Little Mark has assured everyone in his orbit, starting with his three sisters, that it will work out. Dad is getting out. "That's all that really matters," he says.
AT ACADEMY SPORTS + OUTDOORS, the kids were having a great time. Ingram escorted a boy and his younger sister, Kentrell and Kendrell, through the store. Kendrell, clad in a plaid skirt and red tights, was outgoing, at one point joking about the Saints' lousy year. ("Y'all been getting whupped this season!") Her brother was more measured. Ingram saw more than a little of himself in their dynamic.
If there was irony to the whole event, it was this: Ingram relates to these kids all too well and has so much to share. But the afternoon was supposed to be one of escapism, a time for buying bikes and balls, not dwelling on absent parents. Still, Ingram did have some lines prepared, and later, over a dinner of catfish in the Warehouse District, he offered a sample of what might as well be his mission statement. Ingram speaks as he runs, low on flourish but with effective, rumbling bursts. He inhaled and then said, "Even if you have a parent that's incarcerated, you don't have to be a statistic. You don't have to go down the wrong path. People might think that will be you one day. But no! It doesn't have to be you one day. Use it as a positive. Let it motivate you to accomplish."
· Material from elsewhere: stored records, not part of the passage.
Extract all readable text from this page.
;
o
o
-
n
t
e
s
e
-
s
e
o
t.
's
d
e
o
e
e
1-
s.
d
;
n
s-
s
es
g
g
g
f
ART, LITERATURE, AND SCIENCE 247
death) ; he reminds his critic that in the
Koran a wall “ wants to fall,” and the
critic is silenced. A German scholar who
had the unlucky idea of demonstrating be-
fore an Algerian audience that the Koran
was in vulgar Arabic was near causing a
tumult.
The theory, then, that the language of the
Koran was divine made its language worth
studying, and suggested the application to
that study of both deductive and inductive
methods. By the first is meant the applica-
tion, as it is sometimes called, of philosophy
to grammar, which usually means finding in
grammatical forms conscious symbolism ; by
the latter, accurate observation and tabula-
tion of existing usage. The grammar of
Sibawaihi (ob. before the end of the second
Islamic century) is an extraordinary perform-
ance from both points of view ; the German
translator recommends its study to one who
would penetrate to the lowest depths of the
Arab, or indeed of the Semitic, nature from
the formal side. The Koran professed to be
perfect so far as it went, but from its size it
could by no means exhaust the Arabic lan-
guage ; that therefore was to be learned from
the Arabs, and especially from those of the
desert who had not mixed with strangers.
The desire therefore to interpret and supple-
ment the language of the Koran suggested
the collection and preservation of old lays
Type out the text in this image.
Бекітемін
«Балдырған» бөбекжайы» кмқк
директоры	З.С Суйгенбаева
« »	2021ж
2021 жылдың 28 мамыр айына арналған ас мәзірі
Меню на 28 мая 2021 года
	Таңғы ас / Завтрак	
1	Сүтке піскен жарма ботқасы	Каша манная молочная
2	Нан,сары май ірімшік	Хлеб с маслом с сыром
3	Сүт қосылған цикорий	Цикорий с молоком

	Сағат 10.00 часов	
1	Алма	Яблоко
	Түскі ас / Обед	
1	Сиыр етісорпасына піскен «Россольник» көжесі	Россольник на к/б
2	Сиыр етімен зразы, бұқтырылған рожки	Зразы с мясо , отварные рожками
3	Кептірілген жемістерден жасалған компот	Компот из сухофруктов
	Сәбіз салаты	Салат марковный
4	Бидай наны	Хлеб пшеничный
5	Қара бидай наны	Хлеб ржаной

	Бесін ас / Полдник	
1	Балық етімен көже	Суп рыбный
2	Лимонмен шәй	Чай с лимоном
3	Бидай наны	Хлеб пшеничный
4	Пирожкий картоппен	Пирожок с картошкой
Ingram has always fashioned himself a lead-by-example type, however, and at the store that afternoon he remained true to form. There would be no pep talk or sobering speeches to the kids that afternoon. Just an example of a genial, well-adjusted guy with a foundation who made this day possible. He's been in this predicament, and he's barreled ahead.
"My dad always asked me to not let it all affect me and to be the man of the house," Ingram says. "I wasn't going to let him down."